Theoretical implications include the characterization of the optimization geometry around the scaling invariance manifold, which may inform future analysis of more complex architectures (multi-head, nonlinearities) or connections to meta-learning and general algorithm distillation. Practically, this result supports the design and training of unified agents capable of efficient online adaptation to new reward and transition functions via in-context updates—potentially informing scalable generalist RL agents or enhancing diagnostic interpretability of transformer decision-making.

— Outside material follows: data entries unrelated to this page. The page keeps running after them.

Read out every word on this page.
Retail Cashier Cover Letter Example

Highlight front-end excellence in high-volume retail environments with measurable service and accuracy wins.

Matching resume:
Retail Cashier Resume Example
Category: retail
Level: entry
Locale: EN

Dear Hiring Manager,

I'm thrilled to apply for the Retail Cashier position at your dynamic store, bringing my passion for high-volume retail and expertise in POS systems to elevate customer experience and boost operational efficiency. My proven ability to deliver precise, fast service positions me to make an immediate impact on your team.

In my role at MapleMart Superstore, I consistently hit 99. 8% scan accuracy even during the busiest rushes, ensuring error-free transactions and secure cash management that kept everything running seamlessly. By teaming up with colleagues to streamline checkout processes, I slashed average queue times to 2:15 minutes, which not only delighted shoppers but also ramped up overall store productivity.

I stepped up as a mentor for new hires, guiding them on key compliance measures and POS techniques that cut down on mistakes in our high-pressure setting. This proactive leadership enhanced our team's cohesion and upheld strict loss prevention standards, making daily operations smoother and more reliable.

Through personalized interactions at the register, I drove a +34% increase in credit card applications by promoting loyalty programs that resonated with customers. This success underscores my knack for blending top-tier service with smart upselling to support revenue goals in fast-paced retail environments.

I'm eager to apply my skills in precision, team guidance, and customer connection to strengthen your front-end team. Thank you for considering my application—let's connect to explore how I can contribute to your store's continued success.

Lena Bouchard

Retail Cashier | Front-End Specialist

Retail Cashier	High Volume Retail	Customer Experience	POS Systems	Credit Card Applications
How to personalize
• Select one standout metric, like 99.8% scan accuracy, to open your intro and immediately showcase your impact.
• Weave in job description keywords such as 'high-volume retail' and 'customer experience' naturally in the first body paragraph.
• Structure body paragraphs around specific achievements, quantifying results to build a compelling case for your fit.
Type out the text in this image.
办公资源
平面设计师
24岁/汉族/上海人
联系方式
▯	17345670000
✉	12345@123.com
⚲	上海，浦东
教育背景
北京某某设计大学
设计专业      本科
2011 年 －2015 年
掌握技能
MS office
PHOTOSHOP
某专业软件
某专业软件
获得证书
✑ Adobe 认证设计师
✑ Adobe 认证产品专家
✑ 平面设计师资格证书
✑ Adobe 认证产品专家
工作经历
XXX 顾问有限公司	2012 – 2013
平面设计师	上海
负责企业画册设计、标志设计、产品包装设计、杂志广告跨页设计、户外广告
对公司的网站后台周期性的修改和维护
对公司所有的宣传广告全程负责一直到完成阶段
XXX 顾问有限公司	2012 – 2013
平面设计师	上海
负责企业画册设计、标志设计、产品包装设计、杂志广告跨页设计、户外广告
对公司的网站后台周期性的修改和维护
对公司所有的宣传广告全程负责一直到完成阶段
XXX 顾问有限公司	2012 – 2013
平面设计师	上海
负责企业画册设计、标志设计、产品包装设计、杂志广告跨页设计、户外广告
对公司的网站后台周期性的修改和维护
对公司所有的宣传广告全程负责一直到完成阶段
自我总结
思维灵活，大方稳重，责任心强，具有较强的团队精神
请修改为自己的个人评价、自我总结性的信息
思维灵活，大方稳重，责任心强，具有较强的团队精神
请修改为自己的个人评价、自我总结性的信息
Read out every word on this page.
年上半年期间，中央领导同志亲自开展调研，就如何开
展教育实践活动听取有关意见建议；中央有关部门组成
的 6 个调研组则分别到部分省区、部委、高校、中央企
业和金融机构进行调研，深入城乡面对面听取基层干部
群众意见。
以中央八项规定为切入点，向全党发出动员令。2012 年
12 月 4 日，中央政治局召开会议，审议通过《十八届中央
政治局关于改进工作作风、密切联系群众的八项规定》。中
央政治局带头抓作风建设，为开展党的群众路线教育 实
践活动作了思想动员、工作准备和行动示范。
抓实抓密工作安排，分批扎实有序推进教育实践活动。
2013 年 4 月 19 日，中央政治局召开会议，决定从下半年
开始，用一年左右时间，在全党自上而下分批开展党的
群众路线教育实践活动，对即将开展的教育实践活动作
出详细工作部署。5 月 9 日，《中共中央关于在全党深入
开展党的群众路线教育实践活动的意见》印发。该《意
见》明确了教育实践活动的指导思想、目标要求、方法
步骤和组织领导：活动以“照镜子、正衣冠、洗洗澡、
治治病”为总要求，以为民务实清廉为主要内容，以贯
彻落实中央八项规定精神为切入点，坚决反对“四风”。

Limitations and Outstanding Challenges
The results hinge on several assumptions: explicit richness conditions on MDP sampling, affine value/policy parameterizations, and a gradient flow (or very small step size) optimization regime. The convergence guarantee is local: the parameterization must begin in a neighborhood of the optimal manifold. Characterizing generalization to stochastic optimization, nonlinear architectures, multi-step updates, or partial observability remains open. Moreover, verifying or constructing adequate MDP distributions for sufficient excitation in high-dimensional environments may be nontrivial in practice.
Conclusion
This work establishes, both analytically and empirically, that transformers can provably learn to perform in-context RL with policy improvement, including both SARSA and actor-critic updates, and provides the first convergence result for such mechanistic ICRL. The study bridges the gap between mechanistic theory and practical optimization, and points toward principled development of in-context agents that perform sequential decision-making with robust policy improvement dynamics (2605.05755).